Além da produção e logística dos lotes, a pasta investe em abastecimento de insumos, monitoramento de estoques e repasse de orientações técnicas às secretarias estaduais e municipais para garantir a oferta contínua das doses ao longo do período de vacinação.
Público prioritário
A imunização é recomendada principalmente para crianças de 6 meses até 5 anos, 11 meses e 29 dias; gestantes; puérperas; idosos a partir de 60 anos; e para pessoas consideradas com maior risco de complicações, como portadores de doenças crônicas, imunossuprimidos, profissionais de saúde, professores, população indígena e outros grupos previstos em norma técnica federal.
No caso das crianças de 6 meses a 8 anos, o esquema vacinal depende do histórico individual. Quem já recebeu pelo menos uma dose em anos anteriores deve ser imunizado com apenas uma aplicação nesta campanha. Crianças que nunca foram vacinadas precisam de duas doses, administradas com intervalo mínimo de quatro semanas. A mesma orientação vale para crianças indígenas dentro da faixa etária e para menores com comorbidades que ainda não iniciaram o esquema.
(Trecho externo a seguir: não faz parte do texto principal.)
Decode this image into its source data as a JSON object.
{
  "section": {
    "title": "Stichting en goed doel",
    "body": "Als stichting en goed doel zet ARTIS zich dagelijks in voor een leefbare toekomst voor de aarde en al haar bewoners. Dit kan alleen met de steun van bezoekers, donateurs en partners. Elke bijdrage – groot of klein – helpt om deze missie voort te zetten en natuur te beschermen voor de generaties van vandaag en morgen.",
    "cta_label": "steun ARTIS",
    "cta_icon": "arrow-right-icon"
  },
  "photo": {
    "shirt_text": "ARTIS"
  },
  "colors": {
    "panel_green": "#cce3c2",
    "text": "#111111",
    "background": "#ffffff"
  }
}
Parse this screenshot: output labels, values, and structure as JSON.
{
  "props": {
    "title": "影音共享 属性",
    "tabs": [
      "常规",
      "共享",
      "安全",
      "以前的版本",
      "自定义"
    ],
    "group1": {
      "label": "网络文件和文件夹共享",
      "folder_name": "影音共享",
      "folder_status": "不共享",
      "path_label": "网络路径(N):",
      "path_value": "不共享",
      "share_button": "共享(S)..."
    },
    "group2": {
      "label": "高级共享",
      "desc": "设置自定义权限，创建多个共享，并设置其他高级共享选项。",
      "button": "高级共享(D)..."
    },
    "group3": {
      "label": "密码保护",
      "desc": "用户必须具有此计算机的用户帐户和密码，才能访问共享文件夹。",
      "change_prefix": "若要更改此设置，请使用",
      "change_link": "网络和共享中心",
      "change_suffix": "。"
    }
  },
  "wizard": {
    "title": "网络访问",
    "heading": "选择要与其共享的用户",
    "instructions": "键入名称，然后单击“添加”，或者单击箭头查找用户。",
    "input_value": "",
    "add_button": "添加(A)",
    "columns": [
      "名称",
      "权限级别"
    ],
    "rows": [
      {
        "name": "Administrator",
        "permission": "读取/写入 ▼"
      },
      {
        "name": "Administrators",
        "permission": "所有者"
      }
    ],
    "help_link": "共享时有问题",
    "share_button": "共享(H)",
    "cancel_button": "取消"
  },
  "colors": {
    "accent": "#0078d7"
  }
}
Pessoas com doenças crônicas ou condições clínicas especiais também necessitam de avaliação do cartão de vacina. Caso não possuam registro de imunização contra a influenza, passam a receber duas doses, respeitando o intervalo recomendado. Já os adultos que já foram vacinados em temporadas anteriores tomam apenas uma dose anual, independentemente do ano em que ocorreu a última aplicação.
Ações de comunicação
Para ampliar o alcance das informações, desde quinta-feira, 26 de abril, o Ministério da Saúde envia mensagens institucionais por aplicativos de comunicação instantânea. O envio tem o propósito de reforçar a importância da vacinação, esclarecer dúvidas frequentes sobre segurança e eficácia do imunizante e incentivar a população a utilizar exclusivamente canais oficiais para obter orientações.
Situação epidemiológica
Dados preliminares do Sistema de Vigilância em Síndrome Respiratória Aguda Grave (SRAG) indicam aumento na circulação de vírus respiratórios no início de 2026. Até 14 de março, foram notificados 14,3 mil casos de SRAG no país, com aproximadamente 840 óbitos. Entre as infecções graves analisadas, 28,1% tiveram confirmação laboratorial para influenza. Segundo o Ministério da Saúde, a vacinação em larga escala é considerada a medida mais efetiva para reduzir a pressão sobre os serviços de saúde e mitigar o impacto da doença em grupos de maior vulnerabilidade.
Como se vacinar
Para receber a dose, basta integrar o público recomendado e procurar a UBS mais próxima, levando documento de identificação e, se possível, o cartão de vacinação. A pasta ressalta que não é necessário agendamento prévio em boa parte das unidades, mas orienta a população a verificar o horário de funcionamento dos postos de saúde de cada município.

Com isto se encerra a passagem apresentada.